From an employment tribunal to new creative beginnings

Sewing & Craft

 

When Anwyn Rowberry returned from maternity leave to her post in high value consultancy sales in London she discovered that her job had effectively been given away.  “They thought I wasn’t coming back even though I said I was. I had no clients, no desk, no computer,” she says. She was given a role selling to a sector she didn’t have any experience in. When she remarked on this she was told she might be better off quitting.

Anwyn, who was the main earner in her family, was told she could walk out, but would not get paid or she could work her notice, but would need to be in the office the whole time [she had regularly worked two days from home before her maternity leave], meaning she would not see her daughter. “I broke down on the train home and went to the doctor who signed me off with depression,” she says.  “The mental stress was awful. I had been a high-performing, successful worker. I had never failed to hit my targets and they didn’t want me back just because I had had a baby.”
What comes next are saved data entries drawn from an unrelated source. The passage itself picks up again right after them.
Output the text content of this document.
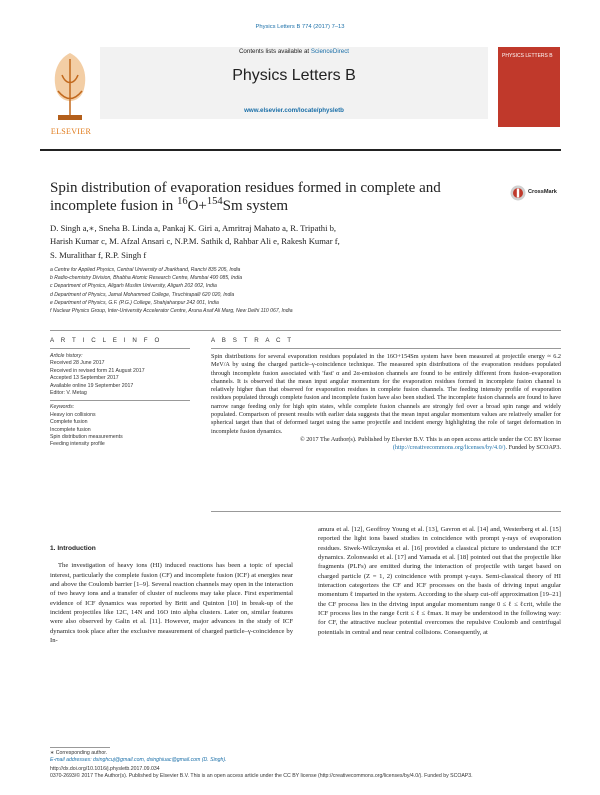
Physics Letters B 774 (2017) 7–13
ELSEVIER
Contents lists available at ScienceDirect
Physics Letters B
www.elsevier.com/locate/physletb
PHYSICS LETTERS B
Spin distribution of evaporation residues formed in complete and
incomplete fusion in $^{16}$O+$^{154}$Sm system
CrossMark
D. Singh a,∗, Sneha B. Linda a, Pankaj K. Giri a, Amritraj Mahato a, R. Tripathi b,
Harish Kumar c, M. Afzal Ansari c, N.P.M. Sathik d, Rahbar Ali e, Rakesh Kumar f,
S. Muralithar f, R.P. Singh f
a Centre for Applied Physics, Central University of Jharkhand, Ranchi 835 205, India
b Radio-chemistry Division, Bhabha Atomic Research Centre, Mumbai 400 085, India
c Department of Physics, Aligarh Muslim University, Aligarh 202 002, India
d Department of Physics, Jamal Mohammed College, Tiruchirapalli 620 020, India
e Department of Physics, G.F. (P.G.) College, Shahjahanpur 242 001, India
f Nuclear Physics Group, Inter-University Accelerator Centre, Aruna Asaf Ali Marg, New Delhi 110 067, India
A R T I C L E I N F O	A B S T R A C T
Article history:
Received 28 June 2017
Received in revised form 21 August 2017
Accepted 13 September 2017
Available online 19 September 2017
Editor: V. Metag
Keywords:
Heavy ion collisions
Complete fusion
Incomplete fusion
Spin distribution measurements
Feeding intensity profile
Spin distributions for several evaporation residues populated in the 16O+154Sm system have been measured at projectile energy ≈ 6.2 MeV/A by using the charged particle–γ-coincidence technique. The measured spin distributions of the evaporation residues populated through incomplete fusion associated with 'fast' α and 2α-emission channels are found to be entirely different from fusion–evaporation channels. It is observed that the mean input angular momentum for the evaporation residues formed in incomplete fusion channel is relatively higher than that observed for evaporation residues in complete fusion channels. The feeding intensity profile of evaporation residues populated through complete fusion and incomplete fusion have also been studied. The incomplete fusion channels are found to have narrow range feeding only for high spin states, while complete fusion channels are strongly fed over a broad spin range and widely populated. Comparison of present results with earlier data suggests that the mean input angular momentum values are relatively smaller for spherical target than that of deformed target using the same projectile and incident energy highlighting the role of target deformation in incomplete fusion dynamics.
© 2017 The Author(s). Published by Elsevier B.V. This is an open access article under the CC BY license (http://creativecommons.org/licenses/by/4.0/). Funded by SCOAP3.
1. Introduction

The investigation of heavy ions (HI) induced reactions has been a topic of special interest, particularly the complete fusion (CF) and incomplete fusion (ICF) at energies near and above the Coulomb barrier [1–9]. Several reaction channels may open in the interaction of two heavy ions and a transfer of cluster of nucleons may take place. First experimental evidence of ICF dynamics was reported by Britt and Quinton [10] in break-up of the incident projectiles like 12C, 14N and 16O into alpha clusters. Later on, similar features were also observed by Galin et al. [11]. However, major advances in the study of ICF dynamics took place after the exclusive measurement of charged particle–γ-coincidence by In-

amura et al. [12], Geoffroy Young et al. [13], Gavron et al. [14] and, Westerberg et al. [15] reported the light ions based studies in coincidence with prompt γ-rays of evaporation residues. Siwek-Wilczynska et al. [16] provided a classical picture to understand the ICF dynamics. Zolonwaski et al. [17] and Yamada et al. [18] pointed out that the projectile like fragments (PLFs) are emitted during the interaction of projectile with target based on charged particle (Z = 1, 2) coincidence with prompt γ-rays. Semi-classical theory of HI interaction categorizes the CF and ICF processes on the basis of driving input angular momentum ℓ imparted in the system. According to the sharp cut-off approximation [19–21] the CF process lies in the driving input angular momentum range 0 ≤ ℓ ≤ ℓcrit, while the ICF process lies in the range ℓcrit ≤ ℓ ≤ ℓmax. It may be understood in the following way: for CF, the attractive nuclear potential overcomes the repulsive Coulomb and centrifugal potentials in central and near central collisions. Consequently, at

∗ Corresponding author.
E-mail addresses: dsinghcuj@gmail.com, dsinghiuac@gmail.com (D. Singh).
http://dx.doi.org/10.1016/j.physletb.2017.09.034
0370-2693/© 2017 The Author(s). Published by Elsevier B.V. This is an open access article under the CC BY license (http://creativecommons.org/licenses/by/4.0/). Funded by SCOAP3.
Anwyn’s experience is, unfortunately, not unusual. But she fought back successfully and now, seven years on, she has established a new life running pop-up creative workshops.

Employment tribunal

Anwyn Rowberry

Anwyn Rowberry

Anwyn decided to take her company to tribunal for constructive dismissal, but before the case went to court she received a threatening solicitor’s letter from her employer. She managed to find a feisty no win no fee lawyer who encouraged her to stand her ground.
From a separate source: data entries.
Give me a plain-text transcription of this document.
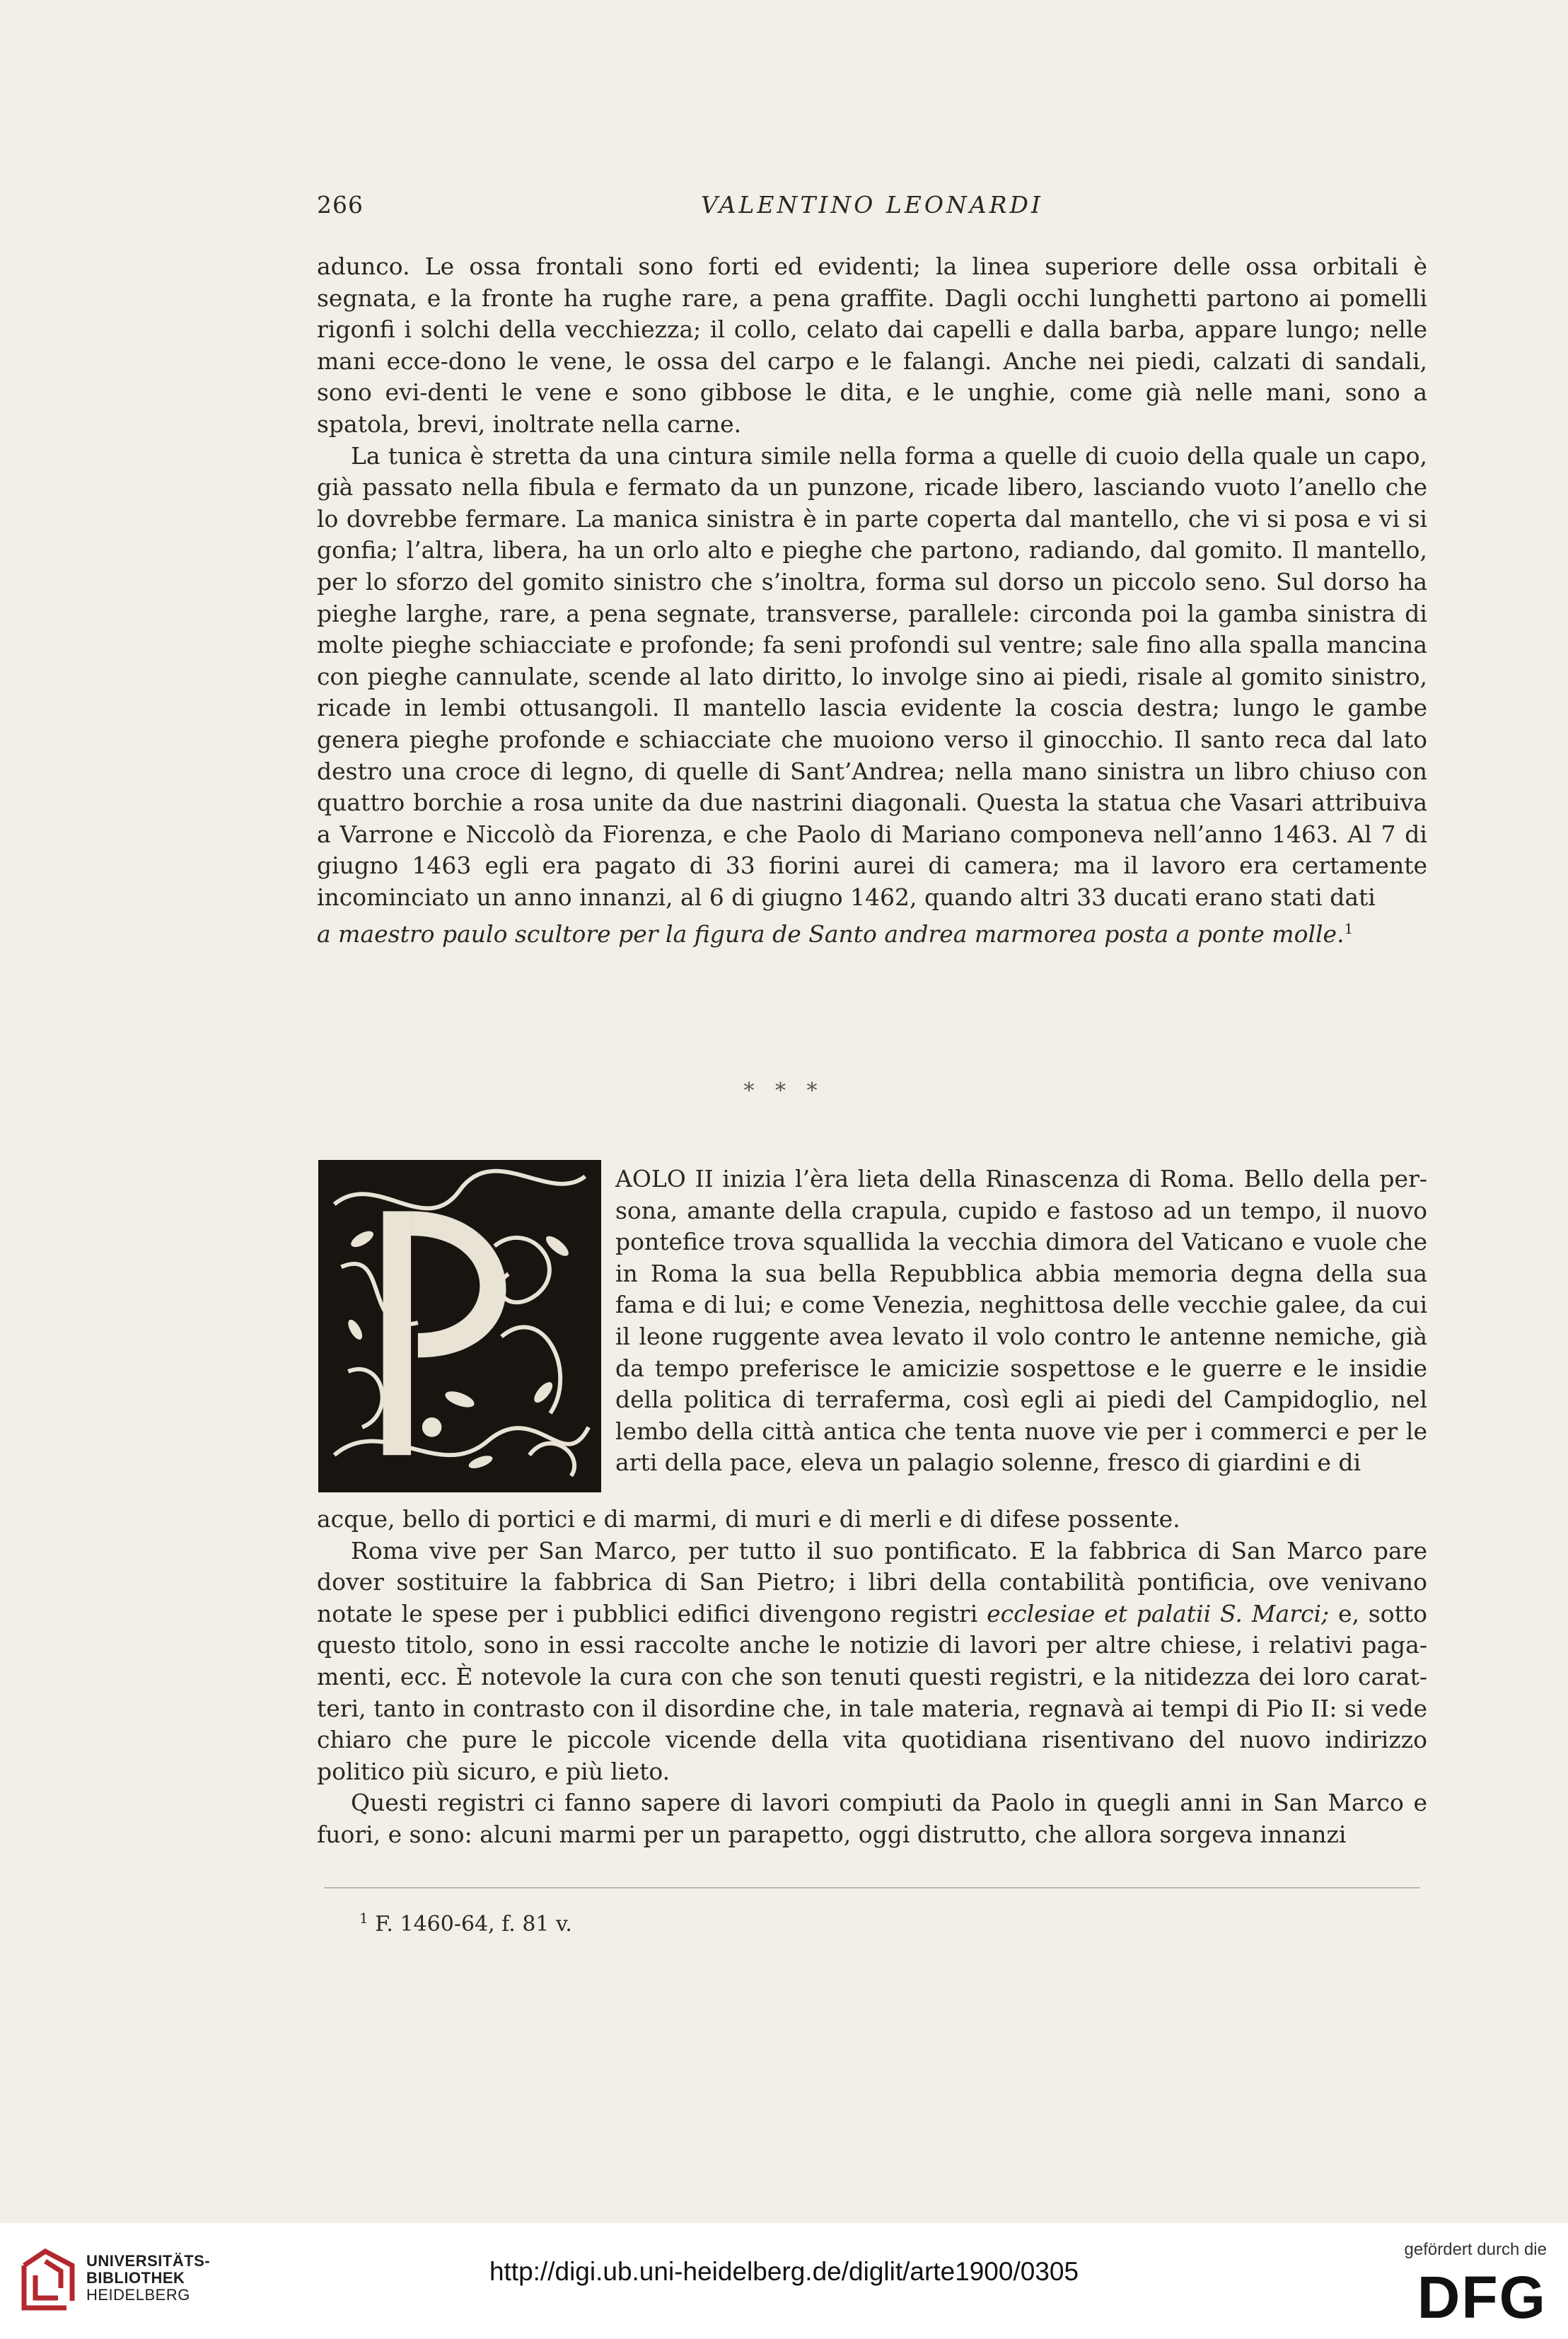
266	VALENTINO LEONARDI

adunco. Le ossa frontali sono forti ed evidenti; la linea superiore delle ossa orbitali è segnata, e la fronte ha rughe rare, a pena graffite. Dagli occhi lunghetti partono ai pomelli rigonfi i solchi della vecchiezza; il collo, celato dai capelli e dalla barba, appare lungo; nelle mani ecce-dono le vene, le ossa del carpo e le falangi. Anche nei piedi, calzati di sandali, sono evi-denti le vene e sono gibbose le dita, e le unghie, come già nelle mani, sono a spatola, brevi, inoltrate nella carne.

La tunica è stretta da una cintura simile nella forma a quelle di cuoio della quale un capo, già passato nella fibula e fermato da un punzone, ricade libero, lasciando vuoto l’anello che lo dovrebbe fermare. La manica sinistra è in parte coperta dal mantello, che vi si posa e vi si gonfia; l’altra, libera, ha un orlo alto e pieghe che partono, radiando, dal gomito. Il mantello, per lo sforzo del gomito sinistro che s’inoltra, forma sul dorso un piccolo seno. Sul dorso ha pieghe larghe, rare, a pena segnate, transverse, parallele: circonda poi la gamba sinistra di molte pieghe schiacciate e profonde; fa seni profondi sul ventre; sale fino alla spalla mancina con pieghe cannulate, scende al lato diritto, lo involge sino ai piedi, risale al gomito sinistro, ricade in lembi ottusangoli. Il mantello lascia evidente la coscia destra; lungo le gambe genera pieghe profonde e schiacciate che muoiono verso il ginocchio. Il santo reca dal lato destro una croce di legno, di quelle di Sant’Andrea; nella mano sinistra un libro chiuso con quattro borchie a rosa unite da due nastrini diagonali. Questa la statua che Vasari attribuiva a Varrone e Niccolò da Fiorenza, e che Paolo di Mariano componeva nell’anno 1463. Al 7 di giugno 1463 egli era pagato di 33 fiorini aurei di camera; ma il lavoro era certamente incominciato un anno innanzi, al 6 di giugno 1462, quando altri 33 ducati erano stati dati

a maestro paulo scultore per la figura de Santo andrea marmorea posta a ponte molle.$^1$

* * *

AOLO II inizia l’èra lieta della Rinascenza di Roma. Bello della per-sona, amante della crapula, cupido e fastoso ad un tempo, il nuovo pontefice trova squallida la vecchia dimora del Vaticano e vuole che in Roma la sua bella Repubblica abbia memoria degna della sua fama e di lui; e come Venezia, neghittosa delle vecchie galee, da cui il leone ruggente avea levato il volo contro le antenne nemiche, già da tempo preferisce le amicizie sospettose e le guerre e le insidie della politica di terraferma, così egli ai piedi del Campidoglio, nel lembo della città antica che tenta nuove vie per i commerci e per le arti della pace, eleva un palagio solenne, fresco di giardini e di

acque, bello di portici e di marmi, di muri e di merli e di difese possente.

Roma vive per San Marco, per tutto il suo pontificato. E la fabbrica di San Marco pare dover sostituire la fabbrica di San Pietro; i libri della contabilità pontificia, ove venivano notate le spese per i pubblici edifici divengono registri ecclesiae et palatii S. Marci; e, sotto questo titolo, sono in essi raccolte anche le notizie di lavori per altre chiese, i relativi paga-menti, ecc. È notevole la cura con che son tenuti questi registri, e la nitidezza dei loro carat-teri, tanto in contrasto con il disordine che, in tale materia, regnavà ai tempi di Pio II: si vede chiaro che pure le piccole vicende della vita quotidiana risentivano del nuovo indirizzo politico più sicuro, e più lieto.

Questi registri ci fanno sapere di lavori compiuti da Paolo in quegli anni in San Marco e fuori, e sono: alcuni marmi per un parapetto, oggi distrutto, che allora sorgeva innanzi

$^1$ F. 1460-64, f. 81 v.
UNIVERSITÄTS-
BIBLIOTHEK
HEIDELBERG
http://digi.ub.uni-heidelberg.de/diglit/arte1900/0305
gefördert durch die
DFG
By the time she went to tribunal, she was six months pregnant with her second child. She describes the tribunal process as “horrendous”, “very personal” and extremely stressful.

Not only had she lost her job, but due to the niche area she worked in she knew that it would be difficult to find any new job. Indeed she was told by a recruitment expert that she would not be able to get a job unless she was prepared to work full time and to travel. “I was effectively unemployable as a sales executive,” she says.

In the end she won her case and she feels very positive that she stood up for the many women who suffer similar situations. “It is so stupid. 80% of my income was commission and I didn’t need any supervision. Companies should positively discriminate to get mums in because they can do everything. You turn into a superhero when you have children,” says Anwyn.

Creative cafe

While she was waiting for the case to be heard in 2012, Anwyn started learning to sew and craft “for my own sanity”. After the tribunal, she began selling cakes and doing the odd craft market. She took her newborn with her.

Two years ago, Anwyn attended a women-only business coaching session. She had been making skater dresses and wanted advice about scaling this up around the children as she had no family nearby. However, she had long harboured a desire to set up her own creative cafe and mentioned it to the group, although she did not feel financially ready to take the plunge. She was asked why she didn’t consider running workshops in other people’s venues. “It was a lightbulb moment,” she says. She started running workshops in cafes and people’s homes.

Last summer Anwyn was at an event held by Wenta, the social enterprise which provides support and guidance to those considering, starting or growing their own business. They suggested starting a pop-up cafe.

Anwyn, whose children are now aged seven and five, says finding a location for a pop-up cafe was difficult despite council support for pop-ups. The problem, she says, was a lack of empty council property in Bedford, where she lives, and the fact that private landlords often don’t want to offer short-term leases.  She eventually found a private landlord who was willing to do a short term let, but she says the fact that she escaped certain regulations because her two-storey cafe was not a permanent business did not go down well with some of the other businesses.

Anwyn is treating her pop-up craft cafe as a trial, although she doesn’t expect to make a profit. The response she has had has been very positive, particularly from Bedford’s mayor. Her cafe idea included drop-in creative workshops for adults and children, a cafe with wi-fi and a creative co-working room but also support for local artists through selling their products. “There has been some very beautiful work that has come in. There is some amazing local talent out there,” says Anwyn.  “It is my dream business,” she says. “I love seeing people coming in and being creative.”

She says that she has no intention of going back to the stress of her previous life. “I am earning less, but my experience blew my trust in all corporate employers,” she says. “I hope employers see what they are losing when they treat mothers so poorly.”